I won’t force myself to go through the full seven minute drivel she poured out on that stage before being cut off, but those two statements alone show the gigantic gap in understanding the struggle’s of being a woman in America when you come from the most privileged groups of women in the country, if not the world.
Reproductive health care is never a privilege and the fact that it is ever viewed as such is an affront to women’s humanity. This isn’t the “March for Women’s Privileges and Special Treatment”, this is a march for the rights which women, by nature of being humans, are entitled to have recognized by the government and those in office.
For Scarlett Johansson to make her speech about her as an individual and to even think to speak the words “I will support [Trump]” is abhorrent. It flies in the face of the entire purpose of the March. This isn’t about bargaining rights for patriotism, it’s about demanding rights and promising resistance if they’re not acknowledged. To stand in front of a crowd of so many women from so many backgrounds and say “I, a White cis woman, will support your oppression of others so long as I’m looked out for” is the epitome of White supremacism through the feminist lens.
White women don’t belong in leadership positions in movements for women’s rights, and honestly they don’t belong in leadership positions of any movement seeking to recognize and protect human rights. They don’t get it and they can never get it. They shouldn’t be given a platform to prove that time and time again at the expense of the women of color, trans women, disabled women, and etc. who they carelessly speak over.
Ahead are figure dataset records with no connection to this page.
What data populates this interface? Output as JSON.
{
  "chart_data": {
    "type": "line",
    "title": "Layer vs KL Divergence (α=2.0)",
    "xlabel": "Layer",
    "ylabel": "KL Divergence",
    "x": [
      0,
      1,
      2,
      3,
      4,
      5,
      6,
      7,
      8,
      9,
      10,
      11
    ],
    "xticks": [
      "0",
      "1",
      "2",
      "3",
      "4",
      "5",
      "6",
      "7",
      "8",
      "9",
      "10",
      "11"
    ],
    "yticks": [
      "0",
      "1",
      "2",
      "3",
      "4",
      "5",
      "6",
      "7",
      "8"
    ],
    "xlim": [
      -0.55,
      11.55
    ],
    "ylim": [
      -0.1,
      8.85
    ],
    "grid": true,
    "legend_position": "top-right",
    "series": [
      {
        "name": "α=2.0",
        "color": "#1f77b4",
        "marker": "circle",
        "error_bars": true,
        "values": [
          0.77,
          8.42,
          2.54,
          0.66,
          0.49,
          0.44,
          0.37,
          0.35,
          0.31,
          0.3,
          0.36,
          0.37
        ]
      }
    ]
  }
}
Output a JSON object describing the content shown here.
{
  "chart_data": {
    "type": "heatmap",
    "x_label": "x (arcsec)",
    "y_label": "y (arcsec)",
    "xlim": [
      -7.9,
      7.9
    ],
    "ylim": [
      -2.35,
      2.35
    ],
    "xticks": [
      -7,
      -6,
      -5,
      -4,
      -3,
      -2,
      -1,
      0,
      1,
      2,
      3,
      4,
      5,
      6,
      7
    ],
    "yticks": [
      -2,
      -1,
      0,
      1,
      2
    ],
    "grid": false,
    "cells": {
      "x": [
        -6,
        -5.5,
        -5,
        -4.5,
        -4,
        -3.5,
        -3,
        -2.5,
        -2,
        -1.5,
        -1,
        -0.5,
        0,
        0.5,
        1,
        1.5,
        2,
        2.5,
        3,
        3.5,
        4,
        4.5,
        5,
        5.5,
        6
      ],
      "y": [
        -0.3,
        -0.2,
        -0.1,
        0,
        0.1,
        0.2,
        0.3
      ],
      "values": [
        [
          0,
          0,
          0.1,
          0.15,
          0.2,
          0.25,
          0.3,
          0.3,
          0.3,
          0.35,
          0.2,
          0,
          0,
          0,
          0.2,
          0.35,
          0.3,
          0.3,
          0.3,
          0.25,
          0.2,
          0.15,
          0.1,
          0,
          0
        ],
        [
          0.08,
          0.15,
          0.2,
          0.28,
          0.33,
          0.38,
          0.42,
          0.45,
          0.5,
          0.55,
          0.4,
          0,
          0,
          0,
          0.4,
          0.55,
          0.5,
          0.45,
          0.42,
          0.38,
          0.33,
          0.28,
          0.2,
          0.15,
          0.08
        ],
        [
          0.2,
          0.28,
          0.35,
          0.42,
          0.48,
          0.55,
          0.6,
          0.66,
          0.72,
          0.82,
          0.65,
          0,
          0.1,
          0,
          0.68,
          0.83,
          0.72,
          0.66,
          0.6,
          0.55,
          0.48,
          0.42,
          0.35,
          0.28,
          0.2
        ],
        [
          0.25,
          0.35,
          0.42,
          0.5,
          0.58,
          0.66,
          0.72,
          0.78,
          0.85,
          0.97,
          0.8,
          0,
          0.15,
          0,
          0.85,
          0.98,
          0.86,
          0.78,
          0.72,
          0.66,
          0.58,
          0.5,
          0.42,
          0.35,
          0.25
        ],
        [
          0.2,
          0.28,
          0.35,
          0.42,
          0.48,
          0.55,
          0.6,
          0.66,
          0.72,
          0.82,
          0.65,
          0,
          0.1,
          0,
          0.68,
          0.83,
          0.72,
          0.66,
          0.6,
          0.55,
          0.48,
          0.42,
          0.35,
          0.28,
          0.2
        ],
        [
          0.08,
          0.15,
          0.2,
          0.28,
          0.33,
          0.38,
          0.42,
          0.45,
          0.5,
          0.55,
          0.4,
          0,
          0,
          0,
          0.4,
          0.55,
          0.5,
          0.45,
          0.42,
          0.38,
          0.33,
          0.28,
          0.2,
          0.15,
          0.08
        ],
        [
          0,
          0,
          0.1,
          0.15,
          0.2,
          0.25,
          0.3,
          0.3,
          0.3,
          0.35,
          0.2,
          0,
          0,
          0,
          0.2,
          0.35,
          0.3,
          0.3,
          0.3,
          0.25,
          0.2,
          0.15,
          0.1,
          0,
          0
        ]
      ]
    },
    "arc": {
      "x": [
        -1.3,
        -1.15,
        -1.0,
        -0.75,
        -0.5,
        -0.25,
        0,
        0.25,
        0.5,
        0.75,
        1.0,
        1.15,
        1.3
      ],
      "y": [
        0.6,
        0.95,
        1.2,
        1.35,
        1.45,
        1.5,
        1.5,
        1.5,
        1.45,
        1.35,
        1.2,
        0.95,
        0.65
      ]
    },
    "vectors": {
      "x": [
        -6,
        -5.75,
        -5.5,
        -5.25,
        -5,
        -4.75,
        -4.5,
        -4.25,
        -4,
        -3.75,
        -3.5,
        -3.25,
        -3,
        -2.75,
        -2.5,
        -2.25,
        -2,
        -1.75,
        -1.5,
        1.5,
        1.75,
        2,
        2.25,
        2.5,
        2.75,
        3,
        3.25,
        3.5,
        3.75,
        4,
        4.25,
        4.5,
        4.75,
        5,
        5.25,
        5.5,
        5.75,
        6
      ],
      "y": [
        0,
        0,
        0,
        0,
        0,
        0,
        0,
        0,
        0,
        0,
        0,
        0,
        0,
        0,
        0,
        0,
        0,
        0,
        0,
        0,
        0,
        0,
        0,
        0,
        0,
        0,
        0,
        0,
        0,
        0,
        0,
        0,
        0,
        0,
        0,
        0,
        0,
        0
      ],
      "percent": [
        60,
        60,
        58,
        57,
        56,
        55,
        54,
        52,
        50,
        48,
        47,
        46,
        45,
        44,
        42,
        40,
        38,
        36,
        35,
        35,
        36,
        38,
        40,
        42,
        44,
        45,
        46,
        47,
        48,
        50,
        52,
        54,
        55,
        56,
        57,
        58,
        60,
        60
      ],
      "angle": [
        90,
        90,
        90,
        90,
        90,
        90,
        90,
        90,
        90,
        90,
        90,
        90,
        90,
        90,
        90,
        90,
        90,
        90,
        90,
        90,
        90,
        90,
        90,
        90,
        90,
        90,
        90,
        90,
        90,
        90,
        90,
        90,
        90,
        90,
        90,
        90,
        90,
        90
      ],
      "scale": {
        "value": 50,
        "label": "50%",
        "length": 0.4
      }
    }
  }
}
I’m only doubling-down on this after seeing how many people are coming home from protests and talking about how many White cis women were at these demonstrations, nationwide, with nothing but trans-exclusionary, one-dimensional slogans on their signs. White women, and White cis women especially, only care about themselves. They don’t deserve platform or credit in movements intended to benefit all women, They don’t understand that concept of “all”.
I know other white feminists are going to get all sensitive about being told that we can’t be leaders in these posts. My sisters, LET DOUBT SINK INTO YOU. Don’t panic it out. If you’re a feminist, and all your feminist icons, heroes, and teachers are white women, you have a SERIOUS PROBLEM that will undermine your feminist practice and theory until you address it. You don’t even know yet how much you need women of color IN THE LEAD. Go and read even a handful of their books, and you will know what I mean. Start with bell hooks if you want my personal suggestion, her love trilogy, All About Love. Google these women. Follow them online. Eventually, you will recognize who our real leaders are. And they won’t look so much like you.
Sharing this because it seems like some people do not know their history.
The most powerful voices I have ever heard, voices that ring with an agony of a truth so hard-won, are the voices of black women, women of colour – and that includes trans women as well.
White, cis women, even if you’re queer – push your pride down. Understand what intersectionality means and recognise your privilege. Gender politics and racial politics intersect. That doesn’t mean we need to divide over it.
Whatever suffering might be ahead, it’s always worse for them. Respect their strength, their vision, their wisdom – and their voice. If anyone can lead us to something better, it’s women who, for generations, have carried the weight of our worst.